How were you diagnosed with crohns

[xshellyx]

how were you diagnosed with crohns

Hi i was just wondering how you guys got diagnosed. I went for a sigmoidscope today and said i had inflamation and biopsys were taken. Did you get told right away? Did you have to go back and get investigated again? or did the biopsy show it what happened thank you x

 

[Cookie]

I was diagnosed via colonoscopy and biopsy. Immediately following the colonoscopy, I was told that it appeared to be Crohns based visual (I was still slightly out of it...I'm not sure if it was inflammation or what, but I do remember him saying granulomas). Biopsies were taken and came back as positive confirmation a week later.

 

[moogie]

I was 11 years old. I was having pains in my stomach really bad cramps for about 6 months. My parents thought something was very wrong with me when one day we went to the restaurant and I refused to eat anything. When I was younger I was a realy pig

Went to the children hospital and after some of the worse exam ever they told me the great news.... you have the plague!!!

Had it ever since.

 

[Rebecca85]

I had a colonoscopy and biopsies (they already strongly suspected Crohn's from Ct). On the colonoscopy, they saw inflammation and prescribed me Pentasa. I then got the biopsy results via my GP a few weeks later, but I did have to phone up and ask for them!

 

[slim]

I was told i had a stomach virus... it literally took 2 n half weeks till they actually found out what was wrong with me.

 

[lookame]

I had bloody diarreah for a couple of weeks before my first colonoscopy. Right after he told me he found I had inflammation and based on the inflammation paired with my symptoms he said I visually had UC. Then promptly fell off the face of the Earth so I never got treated. After a year with bloody diarreah I was admitted to the hospital for a blood transfusion and my second colonoscopy. Again they told me UC because it visually comes across as UC. Biopsies and serology 7 bloodwork camee back about 2 weeks later and it's crohns disease...

I was immidiatly started on steriods and lialda and I think...2 or 3 months later I was started on 6mp.
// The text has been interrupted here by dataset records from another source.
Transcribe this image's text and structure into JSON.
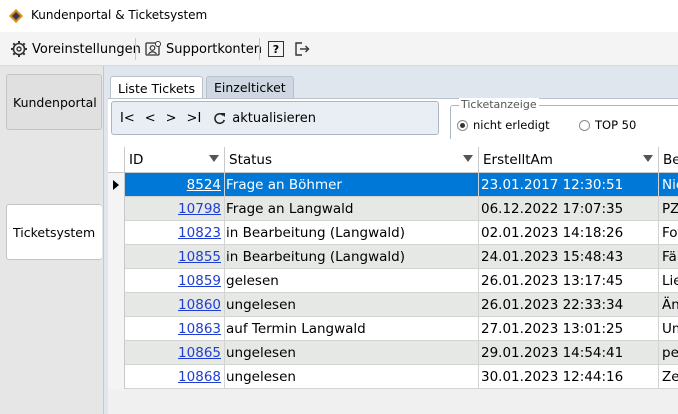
{
  "window": {
    "title": "Kundenportal & Ticketsystem"
  },
  "toolbar": {
    "settings_label": "Voreinstellungen",
    "support_label": "Supportkonten",
    "help_label": "?"
  },
  "sidebar": {
    "items": [
      {
        "label": "Kundenportal"
      },
      {
        "label": "Ticketsystem"
      }
    ]
  },
  "tabs": [
    {
      "label": "Liste Tickets"
    },
    {
      "label": "Einzelticket"
    }
  ],
  "nav": {
    "first": "I<",
    "prev": "<",
    "next": ">",
    "last": ">I",
    "refresh_label": "aktualisieren"
  },
  "ticketanzeige": {
    "legend": "Ticketanzeige",
    "option_open": "nicht erledigt",
    "option_top": "TOP 50",
    "selected": "nicht erledigt"
  },
  "grid": {
    "columns": [
      "ID",
      "Status",
      "ErstelltAm",
      "Bet"
    ],
    "rows": [
      {
        "id": "8524",
        "status": "Frage an Böhmer",
        "created": "23.01.2017 12:30:51",
        "bet": "Nic"
      },
      {
        "id": "10798",
        "status": "Frage an Langwald",
        "created": "06.12.2022 17:07:35",
        "bet": "PZl"
      },
      {
        "id": "10823",
        "status": "in Bearbeitung (Langwald)",
        "created": "02.01.2023 14:18:26",
        "bet": "Fot"
      },
      {
        "id": "10855",
        "status": "in Bearbeitung (Langwald)",
        "created": "24.01.2023 15:48:43",
        "bet": "Fäll"
      },
      {
        "id": "10859",
        "status": "gelesen",
        "created": "26.01.2023 13:17:45",
        "bet": "Lie"
      },
      {
        "id": "10860",
        "status": "ungelesen",
        "created": "26.01.2023 22:33:34",
        "bet": "Äne"
      },
      {
        "id": "10863",
        "status": "auf Termin Langwald",
        "created": "27.01.2023 13:01:25",
        "bet": "Um"
      },
      {
        "id": "10865",
        "status": "ungelesen",
        "created": "29.01.2023 14:54:41",
        "bet": "per"
      },
      {
        "id": "10868",
        "status": "ungelesen",
        "created": "30.01.2023 12:44:16",
        "bet": "Zei"
      }
    ]
  },
  "colors": {
    "selection": "#0078d7",
    "link": "#1f3fd0",
    "alt_row": "#e5e8e5"
  }
}
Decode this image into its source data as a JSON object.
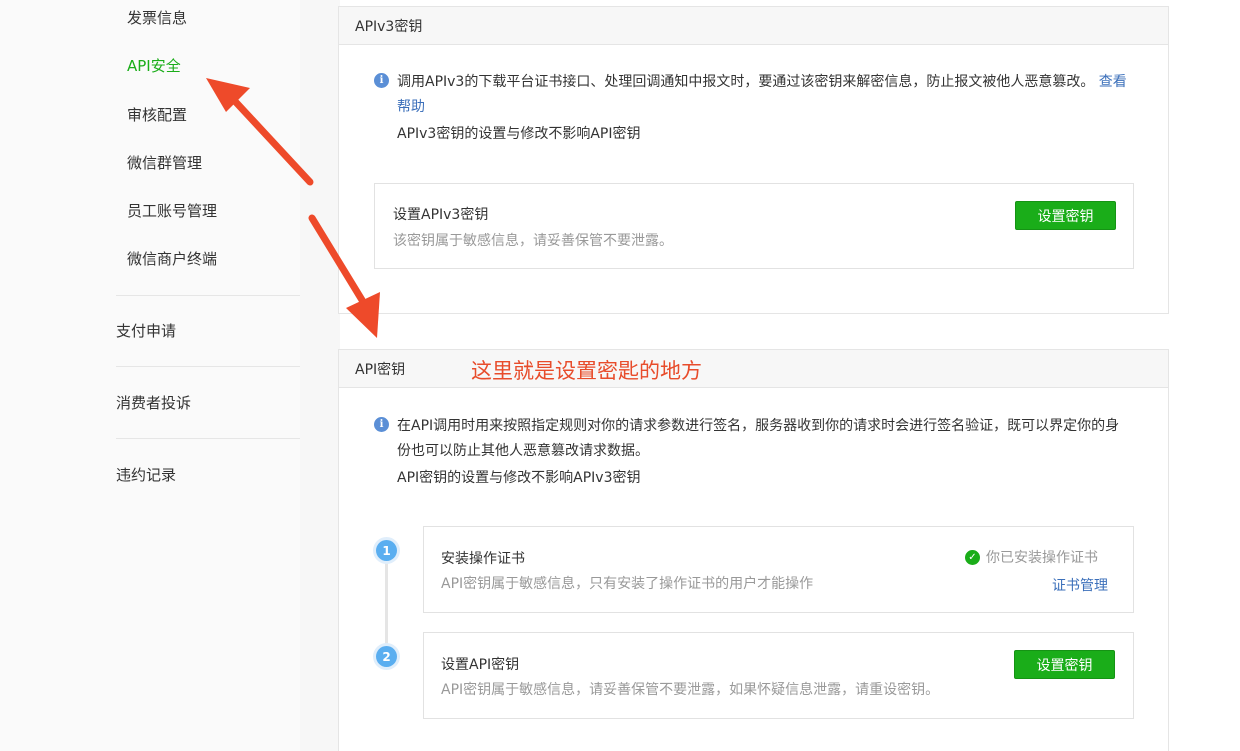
{
  "sidebar": {
    "sub_items": [
      "发票信息",
      "API安全",
      "审核配置",
      "微信群管理",
      "员工账号管理",
      "微信商户终端"
    ],
    "active_index": 1,
    "groups": [
      "支付申请",
      "消费者投诉",
      "违约记录"
    ]
  },
  "apiv3_section": {
    "title": "APIv3密钥",
    "note": "调用APIv3的下载平台证书接口、处理回调通知中报文时，要通过该密钥来解密信息，防止报文被他人恶意篡改。",
    "help_link": "查看帮助",
    "sub_note": "APIv3密钥的设置与修改不影响API密钥",
    "card": {
      "title": "设置APIv3密钥",
      "desc": "该密钥属于敏感信息，请妥善保管不要泄露。",
      "button": "设置密钥"
    }
  },
  "api_section": {
    "title": "API密钥",
    "annotation": "这里就是设置密匙的地方",
    "note": "在API调用时用来按照指定规则对你的请求参数进行签名，服务器收到你的请求时会进行签名验证，既可以界定你的身份也可以防止其他人恶意篡改请求数据。",
    "sub_note": "API密钥的设置与修改不影响APIv3密钥",
    "steps": [
      {
        "number": "1",
        "title": "安装操作证书",
        "desc": "API密钥属于敏感信息，只有安装了操作证书的用户才能操作",
        "status": "你已安装操作证书",
        "link": "证书管理"
      },
      {
        "number": "2",
        "title": "设置API密钥",
        "desc": "API密钥属于敏感信息，请妥善保管不要泄露，如果怀疑信息泄露，请重设密钥。",
        "button": "设置密钥"
      }
    ]
  },
  "colors": {
    "accent_green": "#1aad19",
    "link_blue": "#3b6fba",
    "annotation_red": "#e84c2b",
    "step_blue": "#5aaef0"
  },
  "icons": {
    "info": "info-icon",
    "check": "check-circle-icon",
    "arrow": "annotation-arrow-icon"
  }
}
Then after about a year of still bloody stools I've been put on remicade

 

[shamrock15]

Well, here goes. When I was 17, just going to university, very physically active, 175 lbs and 5'9". In a month, I dropped almost 30 pounds because a constant nauseous feeling kept me from eating, also had sharp abdominal pains that rapidly disappeared. It was enough that as a macho kid I still went to the ER without my parents asking. Couldn't get anything done there. Also had massive fatigue - started taking afternoon naps, could sleep 14 or more hours a day. Later that summer had a massive bleed and pain that scared the (fecal matter) out of me, really sharp pains rectally. Finally, onto the small bowel follow-through and barium enemas, and a total of about 10 months, diagnosis.

 

[Eve_L]

I was 23 and had been ill for months but my doctor kept telling me it was just IBS. Even though I was getting weaker and paler every week I kept going back and one day I saw a young trainee GP. He took one look at me and sent me straight to hospital where I stayed for over a week and eventually I was diagnosed while I was there. I was so relieved to know it wasnt just me thinking I was really ill, it was actually true!